Fall is here, which in the movie world means awards season has arrived, and this year’s is shaping up to be a more exciting one than usual. The slate of forthcoming awards hopefuls impressively features a range of subjects and genres, as well as on-screen representation. Real Oscar hounds will of course try to see as many of the potential contenders as possible, but not everyone has the time. That’s where I’m here to help, with a guide to some of the top awards bait to suit anyone’s interests.

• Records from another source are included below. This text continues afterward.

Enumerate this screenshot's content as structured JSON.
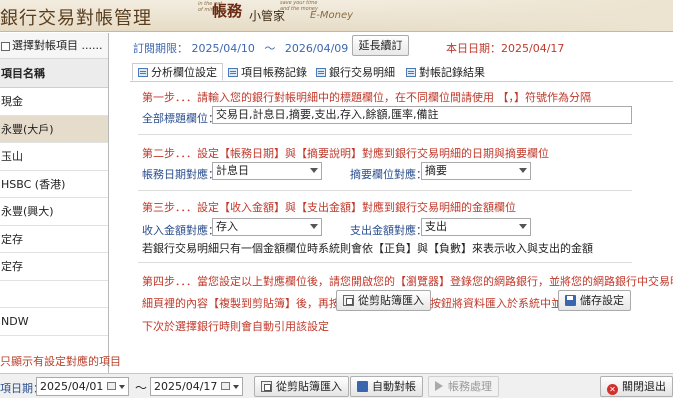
{
  "header": {
    "title": "銀行交易對帳管理",
    "logo_sub": "in the pet\nof minutes",
    "logo_main": "帳務",
    "logo_main2": "小管家",
    "logo_top": "save your time\nand the money",
    "logo_en": "E-Money"
  },
  "sidebar": {
    "select_label": "選擇對帳項目 ......",
    "list_header": "項目名稱",
    "items": [
      {
        "label": "現金",
        "selected": false
      },
      {
        "label": "永豐(大戶)",
        "selected": true
      },
      {
        "label": "玉山",
        "selected": false
      },
      {
        "label": "HSBC (香港)",
        "selected": false
      },
      {
        "label": "永豐(興大)",
        "selected": false
      },
      {
        "label": "定存",
        "selected": false
      },
      {
        "label": "定存",
        "selected": false
      },
      {
        "label": "",
        "selected": false
      },
      {
        "label": "NDW",
        "selected": false
      }
    ],
    "footnote": "只顯示有設定對應的項目"
  },
  "period": {
    "label": "訂閱期限：",
    "start": "2025/04/10",
    "tilde": "〜",
    "end": "2026/04/09",
    "extend_button": "延長續訂",
    "today_label": "本日日期：",
    "today": "2025/04/17"
  },
  "tabs": [
    {
      "label": "分析欄位設定",
      "active": true
    },
    {
      "label": "項目帳務記錄",
      "active": false
    },
    {
      "label": "銀行交易明細",
      "active": false
    },
    {
      "label": "對帳記錄結果",
      "active": false
    }
  ],
  "step1": {
    "title": "第一步．．．請輸入您的銀行對帳明細中的標題欄位，在不同欄位間請使用 【，】符號作為分隔",
    "all_fields_label": "全部標題欄位：",
    "all_fields_value": "交易日,計息日,摘要,支出,存入,餘額,匯率,備註"
  },
  "step2": {
    "title": "第二步．．．設定【帳務日期】與【摘要說明】對應到銀行交易明細的日期與摘要欄位",
    "date_label": "帳務日期對應：",
    "date_value": "計息日",
    "summary_label": "摘要欄位對應：",
    "summary_value": "摘要"
  },
  "step3": {
    "title": "第三步．．．設定【收入金額】與【支出金額】對應到銀行交易明細的金額欄位",
    "income_label": "收入金額對應：",
    "income_value": "存入",
    "expense_label": "支出金額對應：",
    "expense_value": "支出",
    "note": "若銀行交易明細只有一個金額欄位時系統則會依【正負】與【負數】來表示收入與支出的金額"
  },
  "step4": {
    "line1": "第四步．．．當您設定以上對應欄位後，請您開啟您的【瀏覽器】登錄您的網路銀行，並將您的網路銀行中交易明",
    "line2a": "細頁裡的內容【複製到剪貼簿】後，再按下",
    "paste_button": "從剪貼簿匯入",
    "line2b": "按鈕將資料匯入於系統中並",
    "save_button": "儲存設定",
    "line3": "下次於選擇銀行時則會自動引用該設定"
  },
  "bottom": {
    "date_label": "項日期：",
    "start_date": "2025/04/01",
    "tilde": "〜",
    "end_date": "2025/04/17",
    "import_button": "從剪貼簿匯入",
    "auto_button": "自動對帳",
    "process_button": "帳務處理",
    "close_button": "關閉退出"
  },
  "colors": {
    "step_red": "#c0392b",
    "label_blue": "#2b4f8e",
    "period_blue": "#3c67b0",
    "selected_bg": "#e6dccb"
  }
}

For the people who want to see Hollywood at its best… A Star Is Born

By most measures, A Star Is Born — already making waves at the box office and inspiring countless memes online — is currently leading the pack of Oscar contenders, and for good reason. The third remake of a story that dates back to the 1930s, this new A Star Is Born follows Bradley Cooper’s gravelly voiced Jackson Maine, a famous country-rock musician who discovers and falls in love with a talented, aspiring singer-songwriter named Ally, played with surprising down-to-earth naturalism by Lady Gaga.

Ally’s rise to fame and Jackson’s spiral into alcoholism serve as the fuel for some gorgeous, romantic melodrama set in the world of music. This also serves as Cooper’s directorial debut; the multi-hyphenate delivers a nearly perfectly crafted work of old-school prestige filmmaking, giving the film a real intimacy to serve its mythic-level story. Gaga, though, is the true highlight, proving herself a seriously talented acting force with a nuanced performance. A Star is Born is the ideal Hollywood film, and that’s a high compliment.

For those who dream of different kinds of stars… First Man

Ryan Gosling plays Neil Armstrong in the new film from La La Land director Damien Chazelle. Now, one might typically expect a biopic about a “great man” in American history to be a brash, flag-waving affair, but First Man (Oct. 12) offers a more stripped back, viscerally intense story about the high risk and human cost the early space program entailed. (Also, don’t expect too many flags.) When Armstrong takes flight, it’s scary — we’re watching someone get shot into space inside what’s basically a rickety tin can. And Chazelle’s camera-work, close up and shaking, makes it clear how precarious those early NASA missions really were.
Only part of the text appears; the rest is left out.